Jamais vu ? Entre 1946 et 1958, la France vivait dans un cadre constitutionnel coloré par le dur combat contre les fascismes. Or, la guerre froide est venue perturber la dynamique démocratique originelle. Du point de vue officiel, l’idée directrice est alors passée à la défense du « monde libre ». Le danger, dénoncé à droite comme à gauche, fut à partir de 1947 le « complot communiste ». En vertu de quoi, en octobre 1950, on publia un décret qui instaurait le délit de « participation à » et « d’organisation d’une manifestation non autorisée ». Et, à l’occasion, l’armée fut appelée contre les grévistes et les manifestants.
Entre 1947 et 1952, 230 demandes de levée d’indemnité parlementaire ont été déposées à l’Assemblée (210 concernent les seuls députés communistes). Entre 1950 et 1953, 800 actions judiciaires ont été engagées. Des responsables communistes et syndicaux de haut niveau ont été inculpés, emprisonnés. Des centaines voire des milliers de militants ont été révoqués ou licenciés, à tous les niveaux. Pendant quelques années, peu de manifestations se sont tenues sans des violences plus grandes que celles que nous connaissons, non sans cadavre laissé parfois sur le pavé.

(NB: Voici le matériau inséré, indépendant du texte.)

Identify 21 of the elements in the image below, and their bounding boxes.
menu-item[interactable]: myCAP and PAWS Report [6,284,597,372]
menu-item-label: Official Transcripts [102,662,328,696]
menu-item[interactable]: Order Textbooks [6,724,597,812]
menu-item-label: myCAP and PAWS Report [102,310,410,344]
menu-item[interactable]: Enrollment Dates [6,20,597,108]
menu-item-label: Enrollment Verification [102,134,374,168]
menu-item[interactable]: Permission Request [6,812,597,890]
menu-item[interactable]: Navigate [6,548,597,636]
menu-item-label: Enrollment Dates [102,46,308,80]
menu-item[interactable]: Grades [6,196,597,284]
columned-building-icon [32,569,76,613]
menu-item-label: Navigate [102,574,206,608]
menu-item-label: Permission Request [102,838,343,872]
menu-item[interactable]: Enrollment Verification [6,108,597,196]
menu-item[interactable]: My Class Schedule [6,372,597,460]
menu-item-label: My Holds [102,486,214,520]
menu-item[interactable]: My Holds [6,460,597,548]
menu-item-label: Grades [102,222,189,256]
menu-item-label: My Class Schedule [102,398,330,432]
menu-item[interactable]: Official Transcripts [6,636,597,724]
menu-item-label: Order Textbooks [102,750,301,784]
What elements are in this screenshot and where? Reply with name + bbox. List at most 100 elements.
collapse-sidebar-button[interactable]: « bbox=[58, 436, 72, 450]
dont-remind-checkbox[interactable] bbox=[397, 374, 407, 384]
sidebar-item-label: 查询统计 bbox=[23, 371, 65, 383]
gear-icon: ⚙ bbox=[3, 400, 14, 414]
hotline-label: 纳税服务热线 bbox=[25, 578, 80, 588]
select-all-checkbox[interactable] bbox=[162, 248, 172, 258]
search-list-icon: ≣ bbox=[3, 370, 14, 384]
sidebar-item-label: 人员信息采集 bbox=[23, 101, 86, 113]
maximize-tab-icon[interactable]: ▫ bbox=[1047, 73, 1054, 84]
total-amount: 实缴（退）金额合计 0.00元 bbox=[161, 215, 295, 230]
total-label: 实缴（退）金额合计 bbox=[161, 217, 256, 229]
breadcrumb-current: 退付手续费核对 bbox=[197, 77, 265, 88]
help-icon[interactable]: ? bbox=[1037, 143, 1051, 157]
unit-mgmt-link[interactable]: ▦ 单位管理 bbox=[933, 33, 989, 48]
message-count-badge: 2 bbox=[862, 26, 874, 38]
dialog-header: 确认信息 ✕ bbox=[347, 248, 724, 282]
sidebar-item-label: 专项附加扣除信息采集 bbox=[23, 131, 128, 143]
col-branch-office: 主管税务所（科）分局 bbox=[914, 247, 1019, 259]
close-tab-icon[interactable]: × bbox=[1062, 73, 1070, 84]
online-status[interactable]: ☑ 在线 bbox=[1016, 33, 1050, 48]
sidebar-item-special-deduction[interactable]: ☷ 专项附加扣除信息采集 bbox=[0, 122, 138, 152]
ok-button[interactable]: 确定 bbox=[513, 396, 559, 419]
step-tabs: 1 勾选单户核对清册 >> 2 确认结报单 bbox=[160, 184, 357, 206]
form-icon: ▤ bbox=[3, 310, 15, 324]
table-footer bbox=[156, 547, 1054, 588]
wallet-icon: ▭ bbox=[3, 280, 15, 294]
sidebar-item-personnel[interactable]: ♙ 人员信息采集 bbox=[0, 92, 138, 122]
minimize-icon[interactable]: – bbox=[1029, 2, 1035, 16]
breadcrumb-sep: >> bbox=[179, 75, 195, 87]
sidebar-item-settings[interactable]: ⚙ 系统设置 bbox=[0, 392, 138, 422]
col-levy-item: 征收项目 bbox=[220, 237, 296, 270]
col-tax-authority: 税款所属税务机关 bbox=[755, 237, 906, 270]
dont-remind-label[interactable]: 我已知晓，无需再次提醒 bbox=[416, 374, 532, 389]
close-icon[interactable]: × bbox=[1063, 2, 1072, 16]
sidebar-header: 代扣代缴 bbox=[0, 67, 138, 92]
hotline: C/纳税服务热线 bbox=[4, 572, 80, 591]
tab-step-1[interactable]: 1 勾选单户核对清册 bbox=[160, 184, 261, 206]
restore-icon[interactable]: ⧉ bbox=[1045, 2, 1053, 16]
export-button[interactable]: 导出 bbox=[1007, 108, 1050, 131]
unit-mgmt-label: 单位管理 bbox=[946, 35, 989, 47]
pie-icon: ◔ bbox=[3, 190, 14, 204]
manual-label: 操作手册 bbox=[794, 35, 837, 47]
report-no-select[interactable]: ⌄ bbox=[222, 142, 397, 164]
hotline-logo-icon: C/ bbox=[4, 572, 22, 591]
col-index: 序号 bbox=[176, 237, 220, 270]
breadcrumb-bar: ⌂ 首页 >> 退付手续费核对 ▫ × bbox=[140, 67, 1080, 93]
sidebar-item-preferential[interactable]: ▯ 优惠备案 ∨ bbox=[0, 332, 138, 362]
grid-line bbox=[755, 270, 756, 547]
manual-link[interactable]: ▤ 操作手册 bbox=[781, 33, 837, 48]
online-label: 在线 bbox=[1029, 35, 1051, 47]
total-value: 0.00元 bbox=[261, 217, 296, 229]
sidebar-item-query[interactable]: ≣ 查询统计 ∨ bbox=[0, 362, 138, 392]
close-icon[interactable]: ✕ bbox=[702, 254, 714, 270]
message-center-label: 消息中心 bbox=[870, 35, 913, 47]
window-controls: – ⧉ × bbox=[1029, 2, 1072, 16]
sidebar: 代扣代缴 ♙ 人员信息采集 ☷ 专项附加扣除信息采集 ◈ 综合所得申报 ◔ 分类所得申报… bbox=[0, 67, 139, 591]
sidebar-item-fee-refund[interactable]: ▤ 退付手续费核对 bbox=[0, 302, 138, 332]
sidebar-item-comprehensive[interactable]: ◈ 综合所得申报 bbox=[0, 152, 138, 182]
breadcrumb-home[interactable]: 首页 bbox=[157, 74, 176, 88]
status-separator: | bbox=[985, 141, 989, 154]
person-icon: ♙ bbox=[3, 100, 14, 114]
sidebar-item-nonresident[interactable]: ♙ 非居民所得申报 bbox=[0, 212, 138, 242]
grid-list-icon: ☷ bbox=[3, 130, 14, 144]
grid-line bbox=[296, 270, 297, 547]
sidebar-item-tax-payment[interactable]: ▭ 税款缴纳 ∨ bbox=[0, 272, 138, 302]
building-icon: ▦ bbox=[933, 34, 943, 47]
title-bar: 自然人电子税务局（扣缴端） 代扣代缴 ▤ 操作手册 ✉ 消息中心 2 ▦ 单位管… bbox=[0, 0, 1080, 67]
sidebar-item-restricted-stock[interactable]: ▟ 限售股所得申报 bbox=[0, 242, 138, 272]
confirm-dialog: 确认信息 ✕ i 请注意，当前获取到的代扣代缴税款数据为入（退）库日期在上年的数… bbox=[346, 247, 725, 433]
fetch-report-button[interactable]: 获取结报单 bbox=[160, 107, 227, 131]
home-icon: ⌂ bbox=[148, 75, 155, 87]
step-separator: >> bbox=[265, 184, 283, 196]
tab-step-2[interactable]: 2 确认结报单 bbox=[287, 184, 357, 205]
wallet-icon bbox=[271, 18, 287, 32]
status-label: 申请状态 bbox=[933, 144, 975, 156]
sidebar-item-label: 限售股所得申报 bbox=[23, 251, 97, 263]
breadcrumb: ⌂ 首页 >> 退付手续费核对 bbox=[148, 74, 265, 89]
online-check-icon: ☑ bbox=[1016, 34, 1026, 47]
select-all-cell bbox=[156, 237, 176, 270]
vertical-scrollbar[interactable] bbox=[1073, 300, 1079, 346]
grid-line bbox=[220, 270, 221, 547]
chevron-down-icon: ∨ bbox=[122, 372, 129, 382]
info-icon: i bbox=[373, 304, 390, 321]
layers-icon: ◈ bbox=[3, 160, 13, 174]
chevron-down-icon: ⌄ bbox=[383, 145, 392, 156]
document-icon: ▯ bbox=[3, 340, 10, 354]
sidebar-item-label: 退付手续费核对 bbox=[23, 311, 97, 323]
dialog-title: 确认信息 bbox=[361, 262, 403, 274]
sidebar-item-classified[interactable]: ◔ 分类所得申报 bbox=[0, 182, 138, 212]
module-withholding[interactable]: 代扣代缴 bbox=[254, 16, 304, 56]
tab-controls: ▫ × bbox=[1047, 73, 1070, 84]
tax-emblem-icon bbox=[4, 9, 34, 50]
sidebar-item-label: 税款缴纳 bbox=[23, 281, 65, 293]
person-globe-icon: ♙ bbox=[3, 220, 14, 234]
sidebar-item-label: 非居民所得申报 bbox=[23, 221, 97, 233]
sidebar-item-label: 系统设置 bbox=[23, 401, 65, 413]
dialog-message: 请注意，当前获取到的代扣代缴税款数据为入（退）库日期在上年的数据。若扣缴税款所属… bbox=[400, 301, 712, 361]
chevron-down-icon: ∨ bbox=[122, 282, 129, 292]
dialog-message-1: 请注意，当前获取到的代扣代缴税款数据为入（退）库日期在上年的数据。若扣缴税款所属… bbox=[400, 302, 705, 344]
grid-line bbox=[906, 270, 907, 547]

Était-ce du fascisme ? Heureusement non : seulement le prurit d’un maccarthysme à la française qui n’est d’ailleurs jamais parvenu à s’étendre aussi loin qu’aux États-Unis.
Où est le barrage, où est le cordon sanitaire ?
Qu’est-ce qui perturba la dérive répressive au point de la rendre inefficace ? Ce fut au premier chef la présence maintenue d’un esprit républicain qui s’est imposée jusque dans de larges fractions de l’appareil administratif, judiciaire et policier, même politiquement bien à droite. Il n’y eut heureusement pas d’unanimité au sein de ce que l’on pouvait pourtant considérer comme un bloc « bourgeois » ou « atlantiste ».
Ce fut aussi le fait que, après une tentation de radicalisation assumée jusqu’en 1952, le PCF – première victime du processus – revint à l’idée qui fut la sienne dans les années trente. Il contint sa tendance initiale à stigmatiser, dans un même opprobre, l’ensemble du monde politique, à droite comme à gauche. Il sut retrouver, quand il le fallut, les mots des périodes plus unitaires. Rassembler autour de l’idéal démocratique devint plus important que de fulminer contre le « parti américain ».
Si la situation actuelle relève du fascisme ou nous en approche, l’arrivée au pouvoir du RN est-elle si catastrophique ? Si l’essentiel est de mettre au ban du consensus démocratique ces « extrêmes » que l’on cristallise sur les personnes de Mélenchon et de Zemmour, Le Pen ne fait-elle pas d’ores et déjà partie de « l’arc républicain » ? Si Macron est préfasciste et si Le Pen n’est plus vraiment d’extrême droite, est-il besoin de tenir cette dernière pour le danger par excellence ? Entre la régression existante et le désastre à venir, tout ne serait-il plus désormais qu’une question de nuance ?
Il ne faut pas accepter l’intolérable. Il ne faut pas s’accoutumer au détestable. Mais, paradoxalement, l’outrance des mots peut, au nom du détestable d’aujourd’hui, banaliser un peu plus l’inadmissible de demain.
Ne tombons pas dans le piège.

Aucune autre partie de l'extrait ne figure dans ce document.